Photography And Half-Thoughts By Mitchell Hegman

...because some of it is pretty and some of it is not.

Sunday, October 31, 2010

Election Day

In a few days we will have an opportunity to cast our votes in another election. This has been an ugly election season; one that I fear may even dissuade some from voting. Frankly, I would rather have people vote against everyone and everything I believe in than not vote at all. Few of our privileges are more important than this. It is ugly right now--weedy as hell out there--but remember this: those who vote plant the seeds that become our collective garden. We will most certainly plant a few more weeds again this season. Clearly, some ill-qualified and stupid people are seeking our vote. Hell, I might oblige a couple of them. On occasion, I like to try and throw a lunatic in the mix. I once voted for Ross Perot!

--Mitchell Hegman

Sunday, October 24, 2010

Comatose

This life is no dash to bait with seven eels.
I stand solemn as an actuary at an ashen lakeshore,
mercurial water sucking at my feet.
I have put my numbers to water
only to watch them sink.

Someone calls my name, an uncle, I think,
his voice a thread I fail to grasp.
I follow the thread only to find,
deep in the woods,
my rotund neighbor chasing his three boys
and cracking a lampcord whip.
He chides them while they circle,
kicking at his shins.

This life is dirty as any tango
bred in the Argentine ghetto,
the throbbing beat sexual.
I run down the rundown alleyways.
The air stinks of ammonia and booze.
I stand against the shadowy wall with lizards.

--Mitchell Hegman

Sunday, October 10, 2010

My Wife's Hair

Your hair is not moral. Your hair is not liquid, not impulsive. But your hair is wicked. Watch how it explores my skin where the ends fall against my shoulder, the muscled crooks. Watch how each strand becomes a great river unfurling over the rolling, sunwash hills. Your hair burns red against my pale, and tickles like the smell of lavender.

--Mitchell Hegman

Sunday, October 3, 2010

Staggering Along the Tracks

I recall from a few years ago the tragic death of a very young mother. We call such episodes untimely and try our best to fashion sense and reason around the sad event. We loathe considering that randomness or the lack of any grand design might account for most wrong and right circumstance. Chance? Dumb luck? That, friends and neighbors, we shall leave behind for dogs and cats. We are of superior stuff. We have invented hundreds of gods and religions and philosophical “isms” in efforts to bring purpose to bear more of the awkward load that seems upon us.
 
While discussing the passing of this young mother—victim of an annihilating cancer—and lamenting the difficult times ahead for her young husband and small children, the person with whom I was talking remarked: “Well, I guess God had more use for a good mother than we did.”
What logic brings this to our table? Instantly, I thought of three or four families in need of a good mother—including the one just vacated. I call statements such as these half-logics. They leave me a bit cold. Armed with this statement, might we conclude that God required a drunk, and that is why one perished after being struck by a train while staggering along the tracks late at night? Might we conclude that God needed the train filled with hapless souls that plunged down a ravine to their deaths below?

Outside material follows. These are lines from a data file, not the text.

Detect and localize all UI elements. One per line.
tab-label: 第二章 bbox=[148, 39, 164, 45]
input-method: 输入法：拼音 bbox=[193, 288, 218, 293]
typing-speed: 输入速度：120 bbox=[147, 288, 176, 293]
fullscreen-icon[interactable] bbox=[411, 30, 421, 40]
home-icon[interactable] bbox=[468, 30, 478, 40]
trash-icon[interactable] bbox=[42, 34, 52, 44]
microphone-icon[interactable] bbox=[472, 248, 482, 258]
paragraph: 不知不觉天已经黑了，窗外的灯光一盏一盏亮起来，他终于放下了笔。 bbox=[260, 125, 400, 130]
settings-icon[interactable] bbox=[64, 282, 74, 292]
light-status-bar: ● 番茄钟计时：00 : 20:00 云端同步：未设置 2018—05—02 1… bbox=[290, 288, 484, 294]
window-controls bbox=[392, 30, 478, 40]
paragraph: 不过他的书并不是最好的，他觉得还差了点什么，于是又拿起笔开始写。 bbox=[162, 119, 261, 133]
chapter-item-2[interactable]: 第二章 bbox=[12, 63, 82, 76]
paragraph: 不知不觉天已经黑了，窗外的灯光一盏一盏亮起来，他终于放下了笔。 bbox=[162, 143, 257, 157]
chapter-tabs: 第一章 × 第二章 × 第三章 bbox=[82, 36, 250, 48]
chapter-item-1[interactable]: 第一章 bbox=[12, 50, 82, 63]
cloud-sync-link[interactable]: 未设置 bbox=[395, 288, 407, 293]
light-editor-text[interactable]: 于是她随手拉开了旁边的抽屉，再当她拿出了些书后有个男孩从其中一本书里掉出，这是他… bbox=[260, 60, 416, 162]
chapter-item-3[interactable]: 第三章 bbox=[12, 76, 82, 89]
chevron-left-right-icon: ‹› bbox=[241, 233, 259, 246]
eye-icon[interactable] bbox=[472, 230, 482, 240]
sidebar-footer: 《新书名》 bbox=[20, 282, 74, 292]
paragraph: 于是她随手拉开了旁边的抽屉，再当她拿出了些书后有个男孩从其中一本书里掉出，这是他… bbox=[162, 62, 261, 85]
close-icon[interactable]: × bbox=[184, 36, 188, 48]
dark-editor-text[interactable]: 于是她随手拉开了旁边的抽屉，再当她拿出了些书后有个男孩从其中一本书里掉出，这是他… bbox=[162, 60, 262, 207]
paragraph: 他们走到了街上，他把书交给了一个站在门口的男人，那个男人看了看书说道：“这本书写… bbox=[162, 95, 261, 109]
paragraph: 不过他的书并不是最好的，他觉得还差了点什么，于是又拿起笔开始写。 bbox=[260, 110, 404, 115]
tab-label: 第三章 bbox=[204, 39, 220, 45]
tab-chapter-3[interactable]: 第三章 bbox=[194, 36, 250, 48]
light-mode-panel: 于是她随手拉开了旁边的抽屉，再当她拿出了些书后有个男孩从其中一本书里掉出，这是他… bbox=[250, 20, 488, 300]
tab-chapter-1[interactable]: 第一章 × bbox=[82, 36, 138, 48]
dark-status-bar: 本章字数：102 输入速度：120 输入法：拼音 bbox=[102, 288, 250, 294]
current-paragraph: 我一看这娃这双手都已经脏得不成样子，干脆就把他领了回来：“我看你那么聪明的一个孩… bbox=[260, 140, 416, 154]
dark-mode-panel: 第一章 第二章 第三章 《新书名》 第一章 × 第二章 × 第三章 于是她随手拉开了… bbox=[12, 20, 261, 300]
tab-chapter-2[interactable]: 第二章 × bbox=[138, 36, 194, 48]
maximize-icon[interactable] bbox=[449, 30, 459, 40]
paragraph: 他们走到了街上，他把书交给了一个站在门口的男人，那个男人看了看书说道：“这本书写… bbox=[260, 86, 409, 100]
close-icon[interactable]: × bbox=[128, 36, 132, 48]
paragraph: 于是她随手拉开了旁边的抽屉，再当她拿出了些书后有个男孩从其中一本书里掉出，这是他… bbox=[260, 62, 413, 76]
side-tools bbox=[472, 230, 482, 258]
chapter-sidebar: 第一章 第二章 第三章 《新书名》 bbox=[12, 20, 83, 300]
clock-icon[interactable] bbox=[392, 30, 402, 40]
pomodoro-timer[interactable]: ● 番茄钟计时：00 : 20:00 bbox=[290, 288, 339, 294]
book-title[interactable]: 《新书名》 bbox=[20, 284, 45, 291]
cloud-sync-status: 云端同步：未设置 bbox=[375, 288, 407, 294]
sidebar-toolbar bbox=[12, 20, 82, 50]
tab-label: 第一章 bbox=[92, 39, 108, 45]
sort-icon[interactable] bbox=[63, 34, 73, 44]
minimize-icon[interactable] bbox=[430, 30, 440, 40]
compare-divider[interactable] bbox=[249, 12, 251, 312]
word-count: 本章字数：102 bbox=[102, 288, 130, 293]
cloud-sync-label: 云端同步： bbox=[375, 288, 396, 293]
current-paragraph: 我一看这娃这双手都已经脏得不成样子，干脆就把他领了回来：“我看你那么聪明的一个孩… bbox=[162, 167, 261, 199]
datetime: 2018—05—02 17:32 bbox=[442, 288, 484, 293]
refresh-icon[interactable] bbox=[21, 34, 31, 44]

Not that I object entirely to seeking or accepting the possibility of some manner of grand design at work behind the stars shuffling overtop us at night, behind the mathematical cascades knitting things together below the surface of both stone and palm frond. And, perhaps, something bigger knows the value of a ten-year drought. But are we only fooling ourselves to think that a Herford calf born with seven legs and the blind child are anything beyond happenstance?